- The Meetei script letter for "W" (Wai) representing Emperor "Wura Konthouba".
- Monarchy: 567 AD-657 AD (1965 MF-2055 MF)
- Coronation: 567 AD (1965 MF)
- Predecessor: Sameirang
- Successor: Naothingkhong
- Spouse: Leima Nungjengshu
- Issue: Naothingkhong

Names
- Meitingu Ula Konthoupa

Era name and dates
- Ancient Manipur: 567 AD-657 AD (1965 MF-2055 MF)
- Royalty: Ningthouja dynasty
- Religion: Meiteism of Sanamahism
- Occupation: Ruler of Ancient Manipur (Antique Kangleipak)

= Ura Konthouba =

Meetei ruler

Meidingu Ura Konthouba (Meitingu Ula Konthoupa) or Wura Konthouba (Wula Konthoupa) was a Meetei ruler of Ningthouja dynasty of Ancient Manipur (Antique Kangleipak). He is the successor of Sameirang and the predecessor of Naothingkhong.

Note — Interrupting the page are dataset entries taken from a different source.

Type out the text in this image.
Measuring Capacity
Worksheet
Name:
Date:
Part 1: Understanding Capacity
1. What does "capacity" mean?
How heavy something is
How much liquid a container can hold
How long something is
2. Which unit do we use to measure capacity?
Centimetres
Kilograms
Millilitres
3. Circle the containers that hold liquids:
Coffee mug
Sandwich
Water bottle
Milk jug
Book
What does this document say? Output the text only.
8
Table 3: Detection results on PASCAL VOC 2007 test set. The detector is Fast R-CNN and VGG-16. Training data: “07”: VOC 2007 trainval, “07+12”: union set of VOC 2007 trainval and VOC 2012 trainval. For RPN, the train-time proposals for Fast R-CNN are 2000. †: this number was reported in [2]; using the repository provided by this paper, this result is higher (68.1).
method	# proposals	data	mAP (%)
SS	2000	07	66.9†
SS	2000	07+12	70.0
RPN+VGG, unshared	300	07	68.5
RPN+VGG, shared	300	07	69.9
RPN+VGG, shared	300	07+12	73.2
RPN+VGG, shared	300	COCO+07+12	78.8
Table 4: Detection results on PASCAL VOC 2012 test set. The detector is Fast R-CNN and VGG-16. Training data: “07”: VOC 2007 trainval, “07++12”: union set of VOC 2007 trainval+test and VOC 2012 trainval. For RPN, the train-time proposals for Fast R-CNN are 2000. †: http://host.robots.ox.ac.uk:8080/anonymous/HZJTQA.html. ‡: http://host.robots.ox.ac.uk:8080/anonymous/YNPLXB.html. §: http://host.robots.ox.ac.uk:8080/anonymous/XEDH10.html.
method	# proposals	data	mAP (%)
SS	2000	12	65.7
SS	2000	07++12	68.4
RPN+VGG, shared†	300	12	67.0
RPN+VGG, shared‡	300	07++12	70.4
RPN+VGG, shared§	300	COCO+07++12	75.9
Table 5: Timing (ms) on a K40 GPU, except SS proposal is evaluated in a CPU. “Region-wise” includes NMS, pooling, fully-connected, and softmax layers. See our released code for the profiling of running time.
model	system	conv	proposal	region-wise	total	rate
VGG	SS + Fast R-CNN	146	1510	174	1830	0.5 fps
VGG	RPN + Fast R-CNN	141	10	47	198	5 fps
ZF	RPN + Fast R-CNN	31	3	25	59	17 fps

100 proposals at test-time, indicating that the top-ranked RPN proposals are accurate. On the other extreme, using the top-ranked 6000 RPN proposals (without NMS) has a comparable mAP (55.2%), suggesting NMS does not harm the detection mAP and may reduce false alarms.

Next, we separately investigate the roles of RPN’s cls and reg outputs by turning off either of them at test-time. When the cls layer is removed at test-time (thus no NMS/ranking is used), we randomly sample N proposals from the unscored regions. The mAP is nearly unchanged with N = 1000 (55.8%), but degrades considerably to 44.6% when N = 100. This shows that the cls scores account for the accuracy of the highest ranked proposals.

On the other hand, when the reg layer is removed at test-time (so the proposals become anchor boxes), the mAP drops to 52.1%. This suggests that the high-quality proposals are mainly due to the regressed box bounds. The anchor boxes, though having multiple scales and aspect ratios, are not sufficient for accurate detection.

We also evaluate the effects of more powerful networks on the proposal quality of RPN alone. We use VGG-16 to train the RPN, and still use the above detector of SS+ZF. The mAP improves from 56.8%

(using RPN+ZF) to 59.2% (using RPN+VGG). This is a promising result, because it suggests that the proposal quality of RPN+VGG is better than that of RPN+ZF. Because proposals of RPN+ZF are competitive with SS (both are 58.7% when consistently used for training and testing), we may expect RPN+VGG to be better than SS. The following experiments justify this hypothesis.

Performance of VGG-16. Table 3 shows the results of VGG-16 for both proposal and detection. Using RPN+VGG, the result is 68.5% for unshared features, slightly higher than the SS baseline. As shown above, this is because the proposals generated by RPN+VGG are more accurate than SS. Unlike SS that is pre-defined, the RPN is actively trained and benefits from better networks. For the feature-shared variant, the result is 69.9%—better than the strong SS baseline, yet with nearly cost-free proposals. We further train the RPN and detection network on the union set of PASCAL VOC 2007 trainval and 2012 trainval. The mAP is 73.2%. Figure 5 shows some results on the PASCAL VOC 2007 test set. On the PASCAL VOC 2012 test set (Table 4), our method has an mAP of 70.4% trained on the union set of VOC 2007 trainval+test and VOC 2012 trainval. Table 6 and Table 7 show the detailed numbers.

In 568 AD, he issued coins for the first time in the kingdom. During his reign, the Selloi Langmai tribes attacked the Haokap hills by trespassing into Meitei territory. The Naothingkhong Phambal Kaba describes that he uprooted the Selloi-Langmai people. His daughter was married to the King of Moirang whose descendants took the surname "Ura".